Desde el templo de San Agustín. En una homilía de rayos y centellas, el púlpito se estremeció. La voz del sacerdote retumbó en cada bóveda de la iglesia: “¡Aquí están profanando tumbas para hacer males a la gente!”  Su voz parecía venir desde el Éxodo capítulo 22, 18 y el Levítico 20-27, donde están las bases para la instauración de una lucha en contra de la idolatría y la brujería, tal como se expresa en el nuevo testamento – Gálatas  5, 20. La legislación canónica en COLOMBIA acoge la legislación civil aplicada a la brujería en lo que se relaciona a la estafa, en el Artículo 246 del código penal– Todos en el templo guardaron la respiración. ¡Estaban “paralizados”! Los mayores se santiguaron de nuevo –por si las moscas- Algunos por el rabillo del ojo miraban al vecino de banca. El padre continúo su panegírico. Incluso a la hora de dar la paz, algunos extendieron y estrecharon las manos con timidez.

La profanación es el trato irrespetuoso o el uso profano de lo sagrado, mientras tanto, por profano, se refiere a aquello que no es sagrado ni presenta ninguna vinculación con lo sagrado.

Y es que la palabra brujería en nuestra sociedad está asociada a un mundo oscuro, donde sujetos que se dicen poseedores de unos dones especiales, practican rituales de iniciación, de sanación, de maldición, de adivinación, de comunicación con los muertos: Tiran las cartas. Hacen Limpias, viabilizan negocios, des entabacan, quitan el mal de ojo. Hacen amarres, traen al ser querido o simplemente “secan” Es posible que la brujería sea una metáfora o incluso una moraleja donde se conjuga el miedo a la muerte, la sal, el agua y el conjuro. Es eso que permitió señalar a Juana de Arco de Brujería, a Calvino de pacto con el diablo, o de llamar a Carlos II de España, el Hechizado. Con la voz del cura, el imaginario colectivo despertó mitos, conjeturó, pensó en “la bruja Dioselina” y los hombres miraban con sospecha.

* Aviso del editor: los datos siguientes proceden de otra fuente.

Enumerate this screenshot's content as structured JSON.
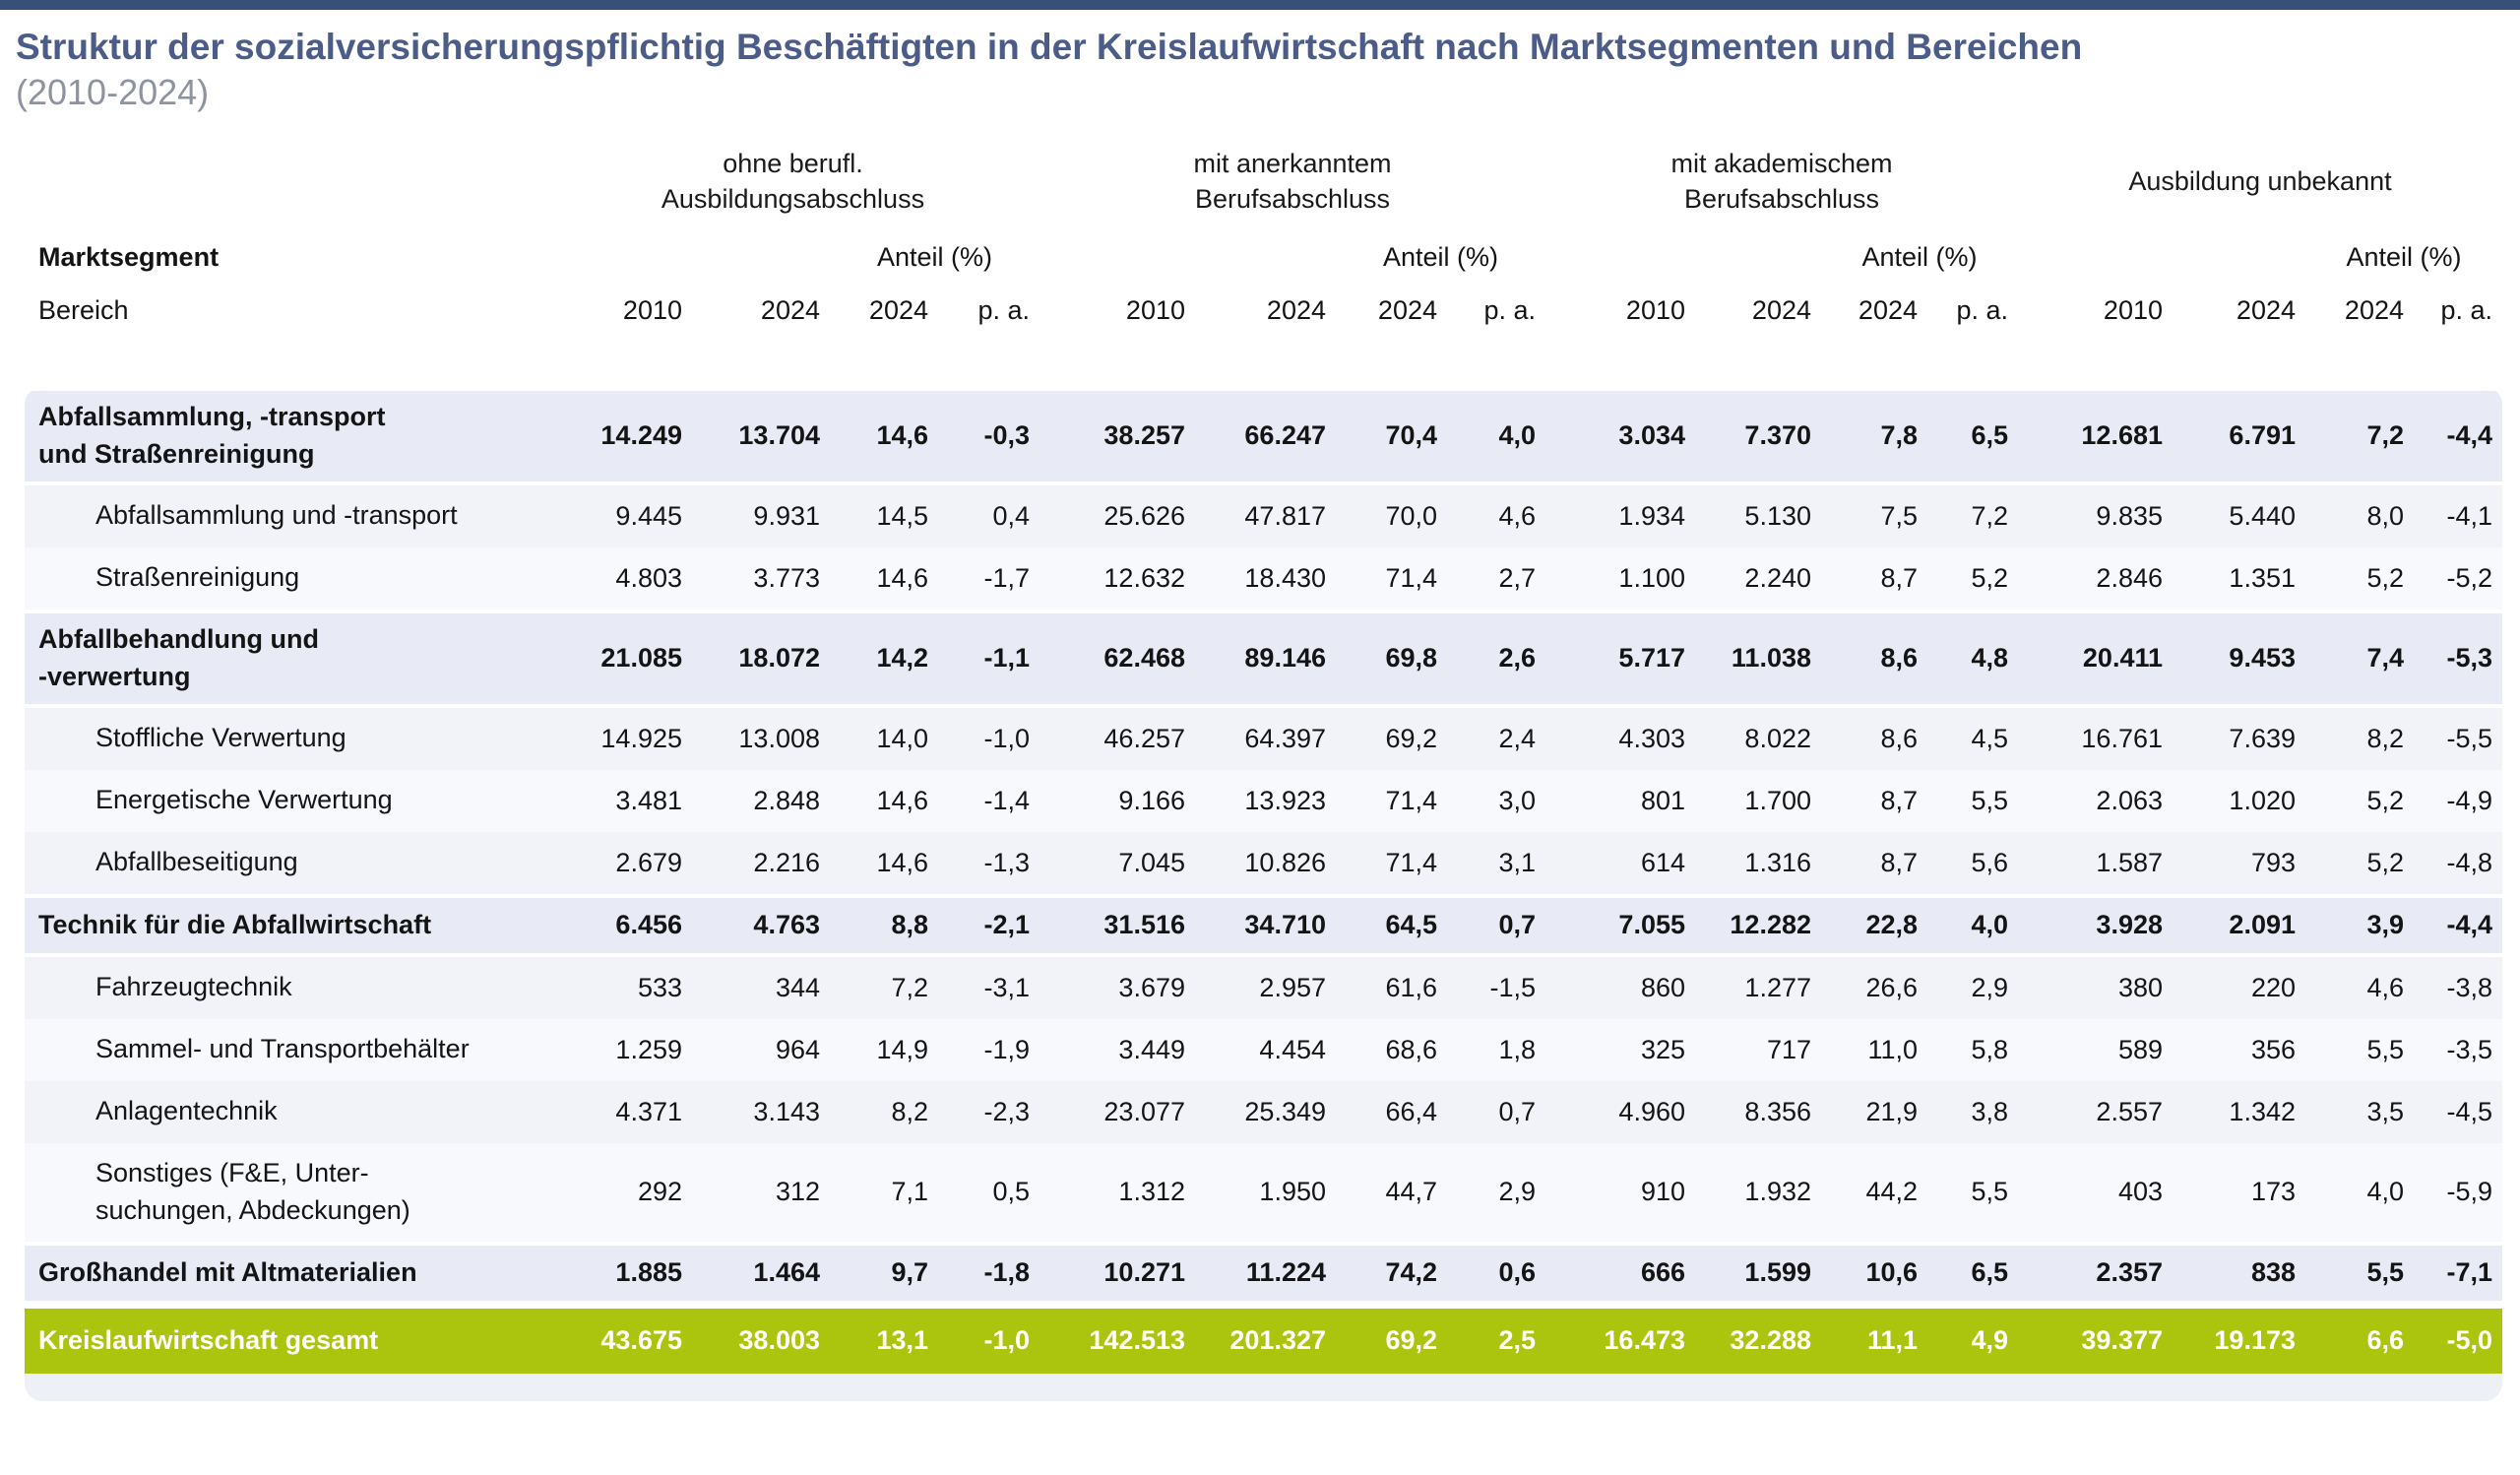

Recordaron,- quitando un  poco de hierro al cuento- el chiste cuando se decía que: “Samaná no entra la guerrilla para no tener que comprar boletas” ahora se dice que alguien, en el pueblo, está es fabricando una pócima colectiva para retirar a los vendedores de boletas.

Al final Aquiles, cede -los inmortales se sienten ofendidos- cuando Zeus, el rey de los dioses, dice que está «provocando la ira del cielo» con su ansia de «descargar su furiosa venganza en el muerto sagrado».

A propósito de profanaciones: ¿Cree usted que la justica debe obrar de ipso facto decretando la muerte política y económica de aquellos que profanan las arcas públicas¨?